Monday, November 08, 2010 at 12:05 AM.

system.verbs.builtins.searchEngine.indexFolder

on indexFolder (folder, siteName, baseURL, adrStopWords=nil) {
	<<Index all the files in a folder and its subfolders.
	local (pc = file.getPathChar ());
	local (f);
	
	local (adrIndex = searchEngine.getIndexAddress (siteName));
	local (adrPreviews = searchEngine.getPreviewsAddress (siteName));
	
	if adrStopWords == nil {
		adrStopWords = @searchEngine.data.stopWords};
	
	bundle { //ensure that the folder path is valid
		if not (file.exists (folder)) {
			scriptError ("The folder " + folder + " does not exist.")};
		if not (file.isFolder (folder)) {
			scriptError ("The path " + folder + " is not a path to a folder.")}};
	
	bundle { //ensure that the baseURL is valid
		if not (baseURL endsWith "/") {
			scriptError ("Can't index this folder because the baseURL is not the URL of a directory.")}};
	
	fileloop (f in folder, infinity) { //loop through the folder, file by file
		local (fileType = string.lower (file.type (f)));
		fileType = string.popTrailing (fileType, ' ');
		
		case true { //watch out for text files that really aren't text files
			string.lower (f) endsWith ".css";
			string.lower (f) endsWith ".hqx" {
				continue}};
		
		case fileType { //is this a text file?
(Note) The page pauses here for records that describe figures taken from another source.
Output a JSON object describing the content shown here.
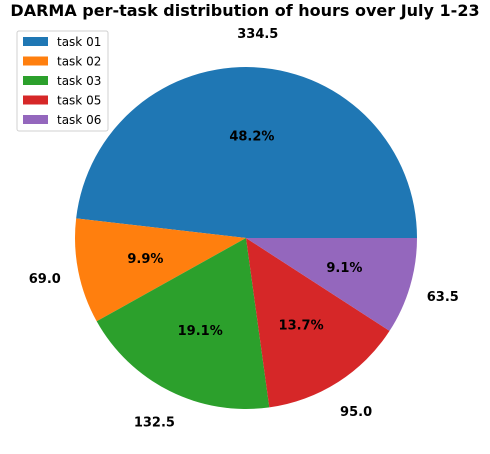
{
  "chart_data": {
    "type": "pie",
    "title": "DARMA per-task distribution of hours over July 1-23",
    "categories": [
      "task 01",
      "task 02",
      "task 03",
      "task 05",
      "task 06"
    ],
    "values": [
      334.5,
      69.0,
      132.5,
      95.0,
      63.5
    ],
    "value_labels": [
      "334.5",
      "69.0",
      "132.5",
      "95.0",
      "63.5"
    ],
    "percent_labels": [
      "48.2%",
      "9.9%",
      "19.1%",
      "13.7%",
      "9.1%"
    ],
    "colors": [
      "#1f77b4",
      "#ff7f0e",
      "#2ca02c",
      "#d62728",
      "#9467bd"
    ],
    "start_angle_deg": 0,
    "direction": "counterclockwise",
    "legend_position": "upper-left"
  }
}
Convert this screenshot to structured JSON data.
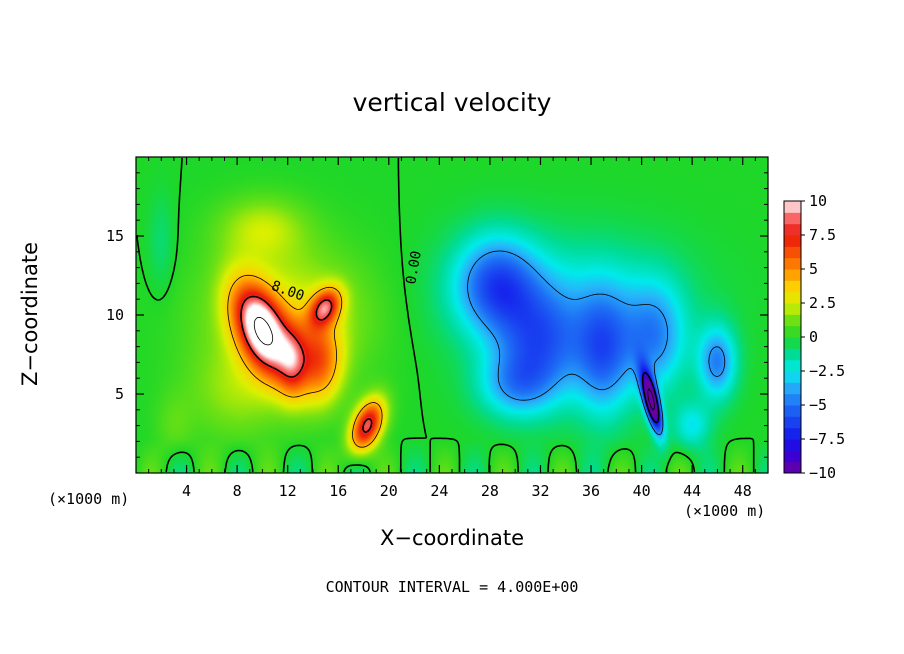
{
  "chart_data": {
    "type": "heatmap",
    "title": "vertical velocity",
    "xlabel": "X−coordinate",
    "ylabel": "Z−coordinate",
    "x_unit_note": "(×1000 m)",
    "footer": "CONTOUR INTERVAL = 4.000E+00",
    "xlim": [
      0,
      50
    ],
    "ylim": [
      0,
      20
    ],
    "x_ticks": [
      4,
      8,
      12,
      16,
      20,
      24,
      28,
      32,
      36,
      40,
      44,
      48
    ],
    "y_ticks": [
      5,
      10,
      15
    ],
    "colorbar": {
      "vmin": -10,
      "vmax": 10,
      "ticks": [
        10,
        7.5,
        5,
        2.5,
        0,
        -2.5,
        -5,
        -7.5,
        -10
      ],
      "tick_labels": [
        "10",
        "7.5",
        "5",
        "2.5",
        "0",
        "−2.5",
        "−5",
        "−7.5",
        "−10"
      ]
    },
    "contour_interval": 4,
    "contour_labels": [
      {
        "text": "8.00",
        "x": 12,
        "y": 11.5
      },
      {
        "text": "0.00",
        "x": 22,
        "y": 13
      }
    ],
    "features": [
      {
        "name": "updraft core",
        "x": 10,
        "z": 9,
        "w": 12
      },
      {
        "name": "secondary updraft",
        "x": 15,
        "z": 10.5,
        "w": 10
      },
      {
        "name": "low updraft",
        "x": 18,
        "z": 3,
        "w": 10
      },
      {
        "name": "downdraft region",
        "x": 30,
        "z": 10,
        "w": -5
      },
      {
        "name": "downdraft core",
        "x": 40.8,
        "z": 4.5,
        "w": -12
      }
    ]
  }
}
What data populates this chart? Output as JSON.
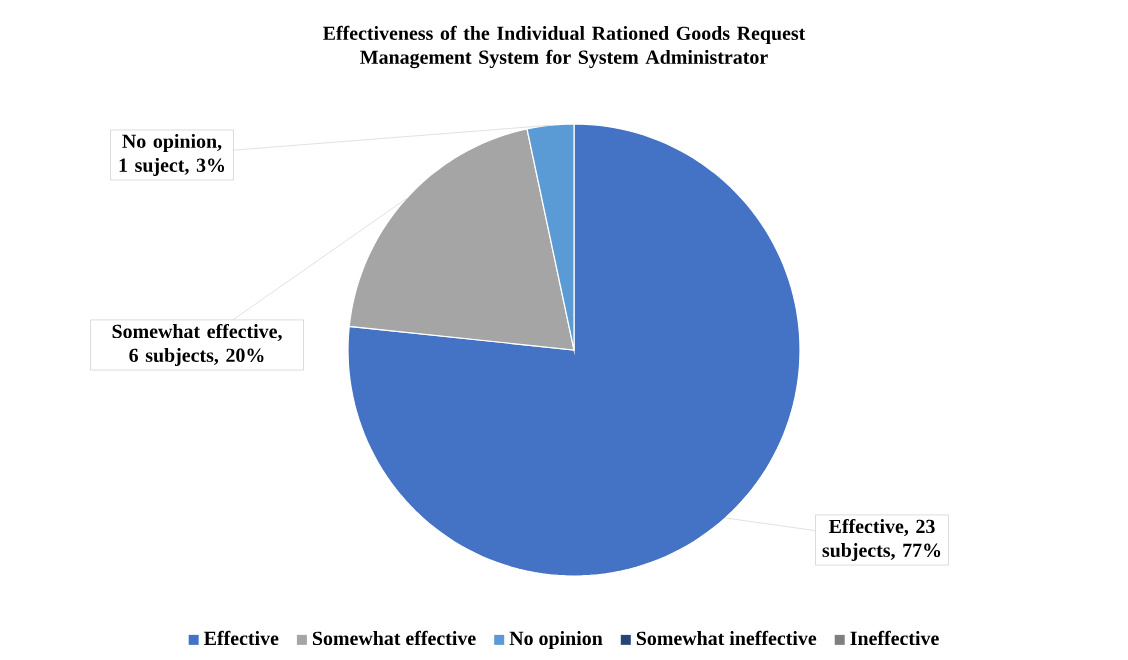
{
  "chart_data": {
    "type": "pie",
    "title": "Effectiveness of the Individual Rationed Goods Request Management System for System Administrator",
    "categories": [
      "Effective",
      "Somewhat effective",
      "No opinion",
      "Somewhat ineffective",
      "Ineffective"
    ],
    "values": [
      23,
      6,
      1,
      0,
      0
    ],
    "value_labels": [
      "Effective, 23 subjects, 77%",
      "Somewhat effective, 6 subjects, 20%",
      "No opinion, 1 suject, 3%",
      null,
      null
    ],
    "colors": [
      "#4472c4",
      "#a5a5a5",
      "#5b9bd5",
      "#264478",
      "#7f7f7f"
    ],
    "legend": "bottom"
  }
}
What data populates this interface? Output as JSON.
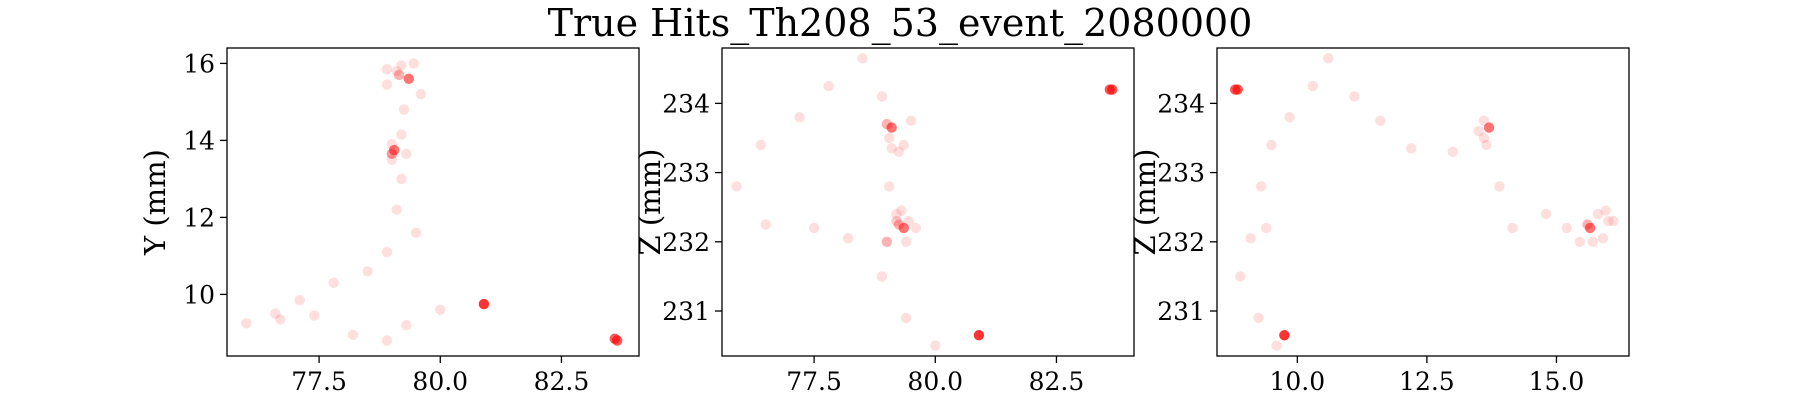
{
  "figure": {
    "title": "True Hits_Th208_53_event_2080000"
  },
  "chart_data": [
    {
      "type": "scatter",
      "name": "XY",
      "title": "",
      "xlabel": "",
      "ylabel": "Y (mm)",
      "xlim": [
        75.6,
        84.1
      ],
      "ylim": [
        8.4,
        16.4
      ],
      "xticks": [
        77.5,
        80.0,
        82.5
      ],
      "xtick_labels": [
        "77.5",
        "80.0",
        "82.5"
      ],
      "yticks": [
        10,
        12,
        14,
        16
      ],
      "ytick_labels": [
        "10",
        "12",
        "14",
        "16"
      ],
      "grid": false,
      "color": "#ff0000",
      "points": [
        {
          "x": 76.0,
          "y": 9.25,
          "alpha": 0.13
        },
        {
          "x": 76.6,
          "y": 9.5,
          "alpha": 0.13
        },
        {
          "x": 76.7,
          "y": 9.35,
          "alpha": 0.13
        },
        {
          "x": 77.1,
          "y": 9.85,
          "alpha": 0.13
        },
        {
          "x": 77.4,
          "y": 9.45,
          "alpha": 0.13
        },
        {
          "x": 77.8,
          "y": 10.3,
          "alpha": 0.13
        },
        {
          "x": 78.2,
          "y": 8.95,
          "alpha": 0.13
        },
        {
          "x": 78.5,
          "y": 10.6,
          "alpha": 0.13
        },
        {
          "x": 78.9,
          "y": 8.8,
          "alpha": 0.13
        },
        {
          "x": 78.9,
          "y": 11.1,
          "alpha": 0.13
        },
        {
          "x": 79.3,
          "y": 9.2,
          "alpha": 0.13
        },
        {
          "x": 79.1,
          "y": 12.2,
          "alpha": 0.13
        },
        {
          "x": 79.5,
          "y": 11.6,
          "alpha": 0.13
        },
        {
          "x": 80.0,
          "y": 9.6,
          "alpha": 0.13
        },
        {
          "x": 79.2,
          "y": 13.0,
          "alpha": 0.13
        },
        {
          "x": 79.0,
          "y": 13.5,
          "alpha": 0.13
        },
        {
          "x": 79.0,
          "y": 13.65,
          "alpha": 0.4
        },
        {
          "x": 79.05,
          "y": 13.75,
          "alpha": 0.55
        },
        {
          "x": 79.0,
          "y": 13.9,
          "alpha": 0.13
        },
        {
          "x": 79.3,
          "y": 13.65,
          "alpha": 0.13
        },
        {
          "x": 79.2,
          "y": 14.15,
          "alpha": 0.13
        },
        {
          "x": 79.25,
          "y": 14.8,
          "alpha": 0.13
        },
        {
          "x": 78.9,
          "y": 15.45,
          "alpha": 0.13
        },
        {
          "x": 78.9,
          "y": 15.85,
          "alpha": 0.13
        },
        {
          "x": 79.1,
          "y": 15.8,
          "alpha": 0.13
        },
        {
          "x": 79.2,
          "y": 15.95,
          "alpha": 0.13
        },
        {
          "x": 79.15,
          "y": 15.7,
          "alpha": 0.3
        },
        {
          "x": 79.35,
          "y": 15.6,
          "alpha": 0.55
        },
        {
          "x": 79.45,
          "y": 16.0,
          "alpha": 0.13
        },
        {
          "x": 79.6,
          "y": 15.2,
          "alpha": 0.13
        },
        {
          "x": 80.9,
          "y": 9.75,
          "alpha": 0.8
        },
        {
          "x": 83.6,
          "y": 8.85,
          "alpha": 0.65
        },
        {
          "x": 83.65,
          "y": 8.8,
          "alpha": 0.65
        }
      ]
    },
    {
      "type": "scatter",
      "name": "XZ",
      "title": "",
      "xlabel": "",
      "ylabel": "Z (mm)",
      "xlim": [
        75.6,
        84.1
      ],
      "ylim": [
        230.35,
        234.8
      ],
      "xticks": [
        77.5,
        80.0,
        82.5
      ],
      "xtick_labels": [
        "77.5",
        "80.0",
        "82.5"
      ],
      "yticks": [
        231,
        232,
        233,
        234
      ],
      "ytick_labels": [
        "231",
        "232",
        "233",
        "234"
      ],
      "grid": false,
      "color": "#ff0000",
      "points": [
        {
          "x": 75.9,
          "y": 232.8,
          "alpha": 0.13
        },
        {
          "x": 76.4,
          "y": 233.4,
          "alpha": 0.13
        },
        {
          "x": 76.5,
          "y": 232.25,
          "alpha": 0.13
        },
        {
          "x": 77.2,
          "y": 233.8,
          "alpha": 0.13
        },
        {
          "x": 77.5,
          "y": 232.2,
          "alpha": 0.13
        },
        {
          "x": 77.8,
          "y": 234.25,
          "alpha": 0.13
        },
        {
          "x": 78.2,
          "y": 232.05,
          "alpha": 0.13
        },
        {
          "x": 78.5,
          "y": 234.65,
          "alpha": 0.13
        },
        {
          "x": 78.9,
          "y": 231.5,
          "alpha": 0.13
        },
        {
          "x": 78.9,
          "y": 234.1,
          "alpha": 0.13
        },
        {
          "x": 79.0,
          "y": 232.0,
          "alpha": 0.3
        },
        {
          "x": 79.05,
          "y": 232.8,
          "alpha": 0.13
        },
        {
          "x": 79.05,
          "y": 233.5,
          "alpha": 0.13
        },
        {
          "x": 79.0,
          "y": 233.7,
          "alpha": 0.3
        },
        {
          "x": 79.1,
          "y": 233.65,
          "alpha": 0.55
        },
        {
          "x": 79.1,
          "y": 233.35,
          "alpha": 0.13
        },
        {
          "x": 79.25,
          "y": 233.3,
          "alpha": 0.13
        },
        {
          "x": 79.35,
          "y": 233.4,
          "alpha": 0.13
        },
        {
          "x": 79.5,
          "y": 233.75,
          "alpha": 0.13
        },
        {
          "x": 79.2,
          "y": 232.4,
          "alpha": 0.13
        },
        {
          "x": 79.3,
          "y": 232.45,
          "alpha": 0.13
        },
        {
          "x": 79.2,
          "y": 232.3,
          "alpha": 0.2
        },
        {
          "x": 79.25,
          "y": 232.25,
          "alpha": 0.3
        },
        {
          "x": 79.35,
          "y": 232.2,
          "alpha": 0.55
        },
        {
          "x": 79.45,
          "y": 232.3,
          "alpha": 0.13
        },
        {
          "x": 79.4,
          "y": 232.0,
          "alpha": 0.13
        },
        {
          "x": 79.6,
          "y": 232.2,
          "alpha": 0.13
        },
        {
          "x": 79.4,
          "y": 230.9,
          "alpha": 0.13
        },
        {
          "x": 80.0,
          "y": 230.5,
          "alpha": 0.13
        },
        {
          "x": 80.9,
          "y": 230.65,
          "alpha": 0.8
        },
        {
          "x": 83.6,
          "y": 234.2,
          "alpha": 0.65
        },
        {
          "x": 83.65,
          "y": 234.2,
          "alpha": 0.65
        }
      ]
    },
    {
      "type": "scatter",
      "name": "YZ",
      "title": "",
      "xlabel": "",
      "ylabel": "Z (mm)",
      "xlim": [
        8.45,
        16.4
      ],
      "ylim": [
        230.35,
        234.8
      ],
      "xticks": [
        10.0,
        12.5,
        15.0
      ],
      "xtick_labels": [
        "10.0",
        "12.5",
        "15.0"
      ],
      "yticks": [
        231,
        232,
        233,
        234
      ],
      "ytick_labels": [
        "231",
        "232",
        "233",
        "234"
      ],
      "grid": false,
      "color": "#ff0000",
      "points": [
        {
          "x": 8.8,
          "y": 234.2,
          "alpha": 0.65
        },
        {
          "x": 8.85,
          "y": 234.2,
          "alpha": 0.65
        },
        {
          "x": 8.9,
          "y": 231.5,
          "alpha": 0.13
        },
        {
          "x": 9.1,
          "y": 232.05,
          "alpha": 0.13
        },
        {
          "x": 9.25,
          "y": 230.9,
          "alpha": 0.13
        },
        {
          "x": 9.3,
          "y": 232.8,
          "alpha": 0.13
        },
        {
          "x": 9.4,
          "y": 232.2,
          "alpha": 0.13
        },
        {
          "x": 9.5,
          "y": 233.4,
          "alpha": 0.13
        },
        {
          "x": 9.6,
          "y": 230.5,
          "alpha": 0.13
        },
        {
          "x": 9.75,
          "y": 230.65,
          "alpha": 0.8
        },
        {
          "x": 9.85,
          "y": 233.8,
          "alpha": 0.13
        },
        {
          "x": 10.3,
          "y": 234.25,
          "alpha": 0.13
        },
        {
          "x": 10.6,
          "y": 234.65,
          "alpha": 0.13
        },
        {
          "x": 11.1,
          "y": 234.1,
          "alpha": 0.13
        },
        {
          "x": 11.6,
          "y": 233.75,
          "alpha": 0.13
        },
        {
          "x": 12.2,
          "y": 233.35,
          "alpha": 0.13
        },
        {
          "x": 13.0,
          "y": 233.3,
          "alpha": 0.13
        },
        {
          "x": 13.5,
          "y": 233.6,
          "alpha": 0.13
        },
        {
          "x": 13.6,
          "y": 233.5,
          "alpha": 0.13
        },
        {
          "x": 13.6,
          "y": 233.75,
          "alpha": 0.13
        },
        {
          "x": 13.65,
          "y": 233.4,
          "alpha": 0.13
        },
        {
          "x": 13.7,
          "y": 233.65,
          "alpha": 0.55
        },
        {
          "x": 13.9,
          "y": 232.8,
          "alpha": 0.13
        },
        {
          "x": 14.15,
          "y": 232.2,
          "alpha": 0.13
        },
        {
          "x": 14.8,
          "y": 232.4,
          "alpha": 0.13
        },
        {
          "x": 15.2,
          "y": 232.2,
          "alpha": 0.13
        },
        {
          "x": 15.45,
          "y": 232.0,
          "alpha": 0.13
        },
        {
          "x": 15.6,
          "y": 232.25,
          "alpha": 0.3
        },
        {
          "x": 15.65,
          "y": 232.2,
          "alpha": 0.55
        },
        {
          "x": 15.7,
          "y": 232.0,
          "alpha": 0.13
        },
        {
          "x": 15.8,
          "y": 232.4,
          "alpha": 0.13
        },
        {
          "x": 15.9,
          "y": 232.05,
          "alpha": 0.13
        },
        {
          "x": 15.95,
          "y": 232.45,
          "alpha": 0.13
        },
        {
          "x": 16.0,
          "y": 232.3,
          "alpha": 0.13
        },
        {
          "x": 16.1,
          "y": 232.3,
          "alpha": 0.13
        }
      ]
    }
  ]
}
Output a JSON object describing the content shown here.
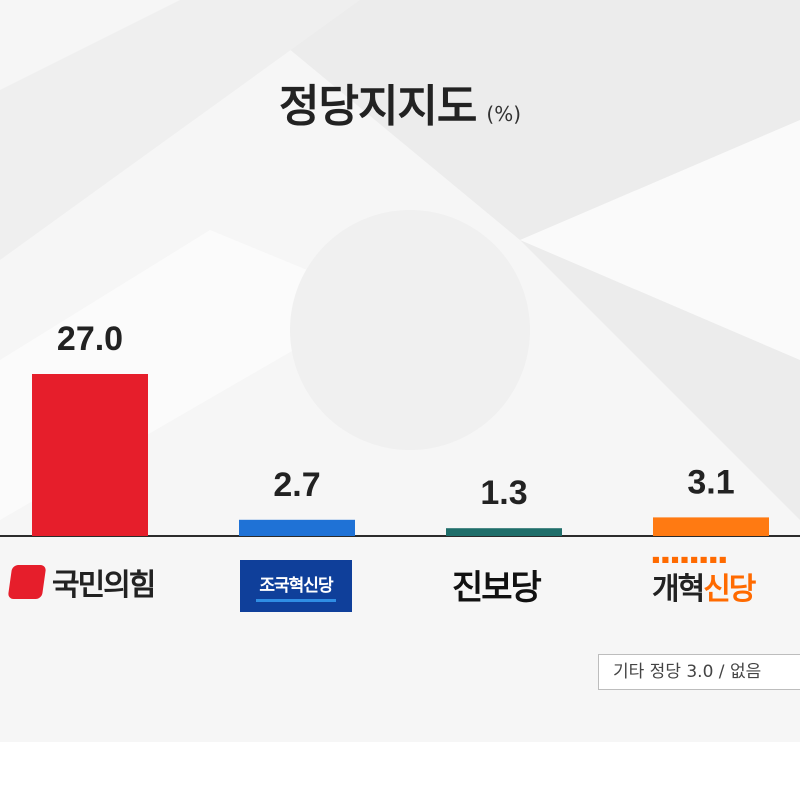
{
  "title": "정당지지도",
  "title_unit": "(%)",
  "colors": {
    "ppp": "#e61e2b",
    "rebuild": "#1f72d6",
    "progressive": "#1f6e6a",
    "reform": "#ff7a12",
    "baseline": "#2b2b2b"
  },
  "icons": {
    "ppp": "ppp-party-logo",
    "rebuild": "rebuild-korea-party-logo",
    "progressive": "progressive-party-logo",
    "reform": "reform-party-logo"
  },
  "chart_data": {
    "type": "bar",
    "title": "정당지지도",
    "unit": "%",
    "categories": [
      "국민의힘",
      "조국혁신당",
      "진보당",
      "개혁신당"
    ],
    "values": [
      27.0,
      2.7,
      1.3,
      3.1
    ],
    "value_labels": [
      "27.0",
      "2.7",
      "1.3",
      "3.1"
    ],
    "ylim": [
      0,
      27.0
    ],
    "grid": false,
    "legend": "none"
  },
  "logos": {
    "ppp": "국민의힘",
    "rebuild": "조국혁신당",
    "progressive": "진보당",
    "reform_prefix": "개혁",
    "reform_suffix": "신당"
  },
  "note": "기타 정당 3.0 / 없음"
}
If so, read it and index it.
			"html";
			"htm";
			"text";
			"txt" {
				local (s = string (file.readWholeFile (f)));
				local (title = html.getOneTagValue (s, "title"));
				local (bodyText = html.getOneTagValue (s, "body"));
				local (url);
				
				bundle { //ensure title and bodyText contain text
					if title == "" {
						title = "No Title"};
					if bodyText == "" {
						bodyText = s};
					
					if bodyText == "" {
						continue}};
				
				bundle { //get the URL of this file
					url = string.delete (f, 1, sizeOf (folder));
					url = string.replaceAll (url, pc, "/");
					url = baseURL + url};
				
				msg ("Search Engine: Indexing: " + url);
				
				<<Create a preview for this page.
					<<Always create a preview before indexing the page.
				searchEngine.createPreview (bodyText, title, url, f, adrPreviews, file.modified (f));
				
				<<Index the page.
				searchEngine.indexPage (f, url, title, bodyText, adrIndex, adrStopWords)}};
		
		sys.systemTask ()};
	
	<<Save the guest database containing the index.
	searchEngine.saveIndex (siteName, adrIndex);
	
	return (true)}



This listing is for code that runs in the OPML Editor environment. I created these listings because I wanted the search engines to index it, so that when I want to look up something in my codebase I don't have to use the much slower search functionality in my object database. Dave Winer.